No dije nada, me intrigó su reacción. ¿Es que no había esperanza alguna de que las cosas se arreglaran al final? No quería creer que mis esfuerzos, y los de Bran, habían sido fútiles.
—¿No te lo han contado? —preguntó Ciarán con tono sombrío.
—¿No me han contado qué? —El sentimiento volvió a apoderarse de mí, un terror, un frío en el centro del cuerpo como el tacto de la oscuridad pasada, o del mal por venir.
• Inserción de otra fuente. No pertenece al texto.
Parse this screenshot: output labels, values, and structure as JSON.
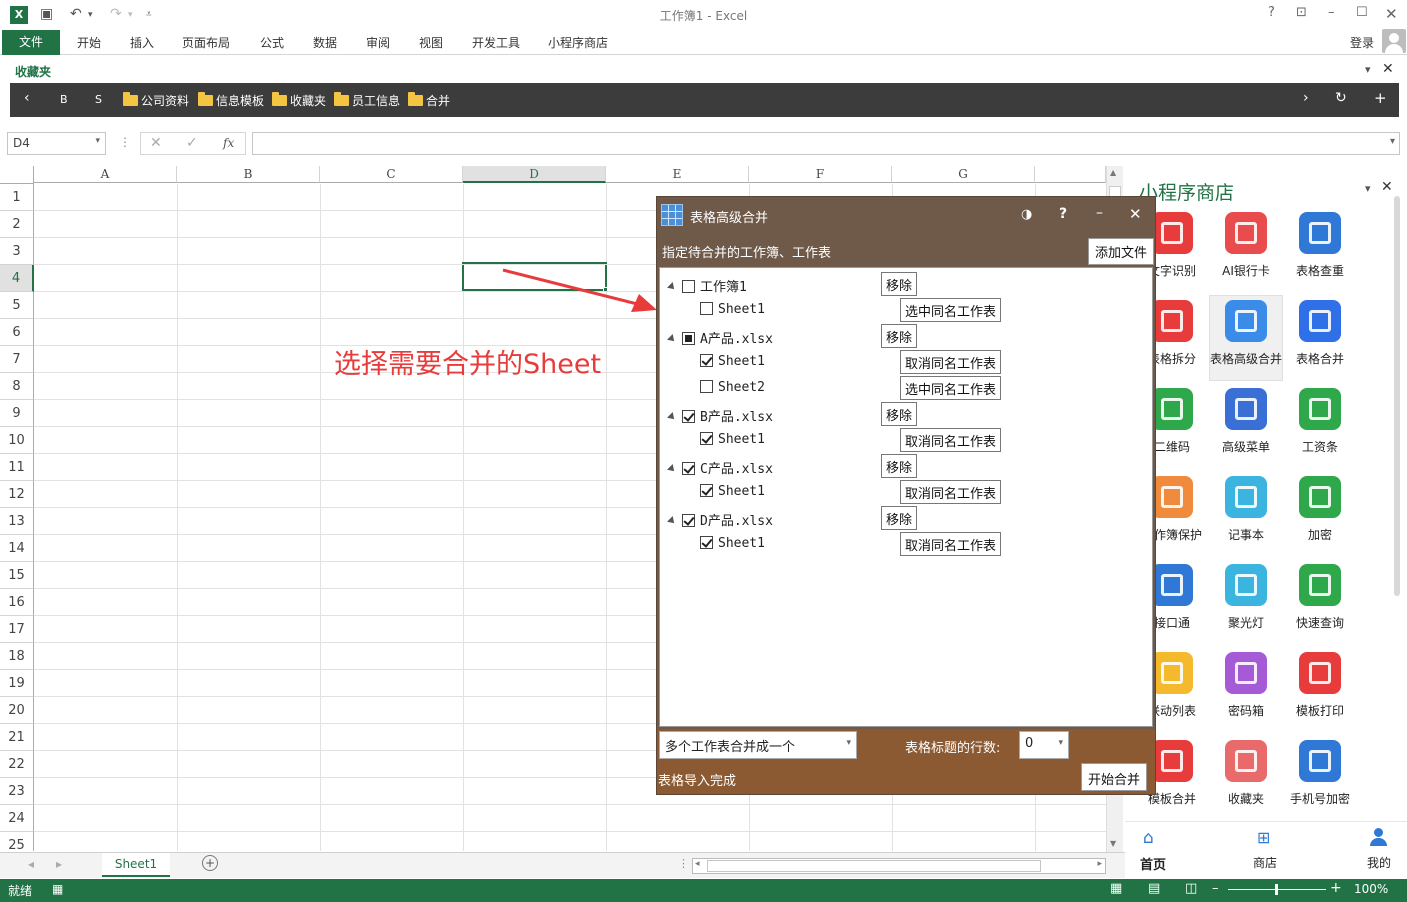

—La verdad. Por qué me prohibieron casarme con Niamh, separándonos. Por qué jamás podremos volver ni lo deseamos. Por qué estamos malditos, doblemente malditos, por culpa de los secretos guardados. No te lo han contado. Supongo que por eso nos has ayudado, cuando nadie más quería. Si hubieses sabido la verdad, también nos habrías rechazado.
Me dio un vuelco al escuchar el tono cínico de su voz, tan distinto de aquella ardiente y brillante esperanza con la que una vez narró su historia de amor.
—Mejor será que me lo cuentes todo —dije—. Mis amigos corrieron grave peligro para ayudarla. Cuéntame la verdad, Ciarán. Hablan de un antiguo mal latente, de cosas que se están despertando y que podrían dañarnos a todos. ¿Qué es? Cuéntamelo.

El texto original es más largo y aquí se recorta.